1. Getting Started

This section provides a comprehensive guide to installing and setting up the MemSysExplorer Application Profiler, the top layer of the MemSysExplorer framework.

The profiler is designed to extract detailed memory access patterns and performance metrics from real applications, enabling subsequent analysis and modeling of memory technologies such as DRAM, HBM, and NVM. It supports a variety of workloads across both CPU and GPU platforms, and acts as the entry point for generating structured profiling data for downstream memory simulation and evaluation.

The overall profiling workflow is shown in Figure 1, which includes three categories of supported profilers:

  • Architecture-Independent Profilers Tools like DynamoRIO that use dynamic binary instrumentation (DBI) to analyze memory behavior independent of specific hardware.

  • Architecture-Dependent Profilers Tools such as Perf and NVIDIA Nsight Compute, which use hardware performance counters to collect platform-specific metrics.

  • Architectural Simulators Tools like Sniper Simulator, which model the entire memory hierarchy to provide cycle-level timing and bandwidth evaluation.

Important

MemSysExplorer GitHub Repository

Explore the codebase, raise issues, or contribute at: https://github.com/duca181/MemSysExplorer/tree/apps_dev/apps

To learn more about license terms and third-party attribution, refer to the 6. Licensing and Attribution page.

MemSysExplorer Application Profiling Framework

Figure 1: MemSysExplorer Application Profiling Framework

1.1 Supported Profilers

The following profilers are available in MemSysExplorer. Each has a dedicated directory in the GitHub repository. Refer to the linked folders for implementation details and advanced usage examples:

Note

GPU frontends such as nvbit and ncu should only be used with GPU workloads. Attempting to profile CPU binaries with these tools may result in undefined behavior or runtime errors.

1.2 Prerequisites

To run the MemSysExplorer Application Profiler, the following software dependencies must be installed:

  • CUDA: Version 10.x or higher

  • CUDA Toolkit: Version 10.x or higher

  • Python 3: Version 3.x or higher

  • DynamoRIO: Latest version

  • GCC: Latest version

For profilers that rely on Hardware Performance Counters (HPC)—such as Perf and NVIDIA Nsight Compute—additional system configuration is required.

Specifically, you must enable access to performance counters at the system level to allow these tools to capture low-level memory statistics. On Linux systems, this often involves modifying /proc/sys/kernel/perf_event_paranoid or applying appropriate capabilities using setcap or sudo privileges.
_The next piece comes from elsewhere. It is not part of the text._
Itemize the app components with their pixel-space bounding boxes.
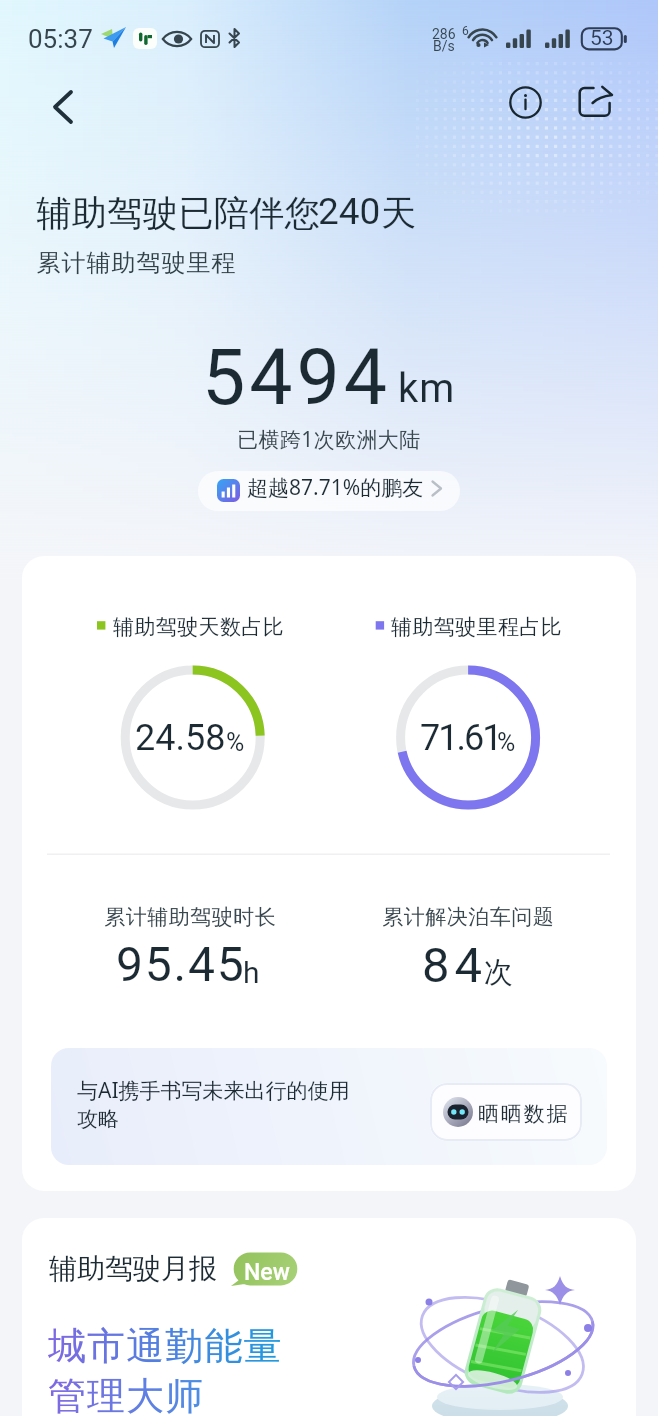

To enable performance counters on NVIDIA GPUs, please follow the instructions provided at the following link:

Enabling NVIDIA Performance Counters

1.3 Installing the Repository

To get started with MemSysExplorer, begin by cloning the repository from GitHub. This repository contains the full source code for the application profiler, including frontend tools, example workloads, and configuration scripts.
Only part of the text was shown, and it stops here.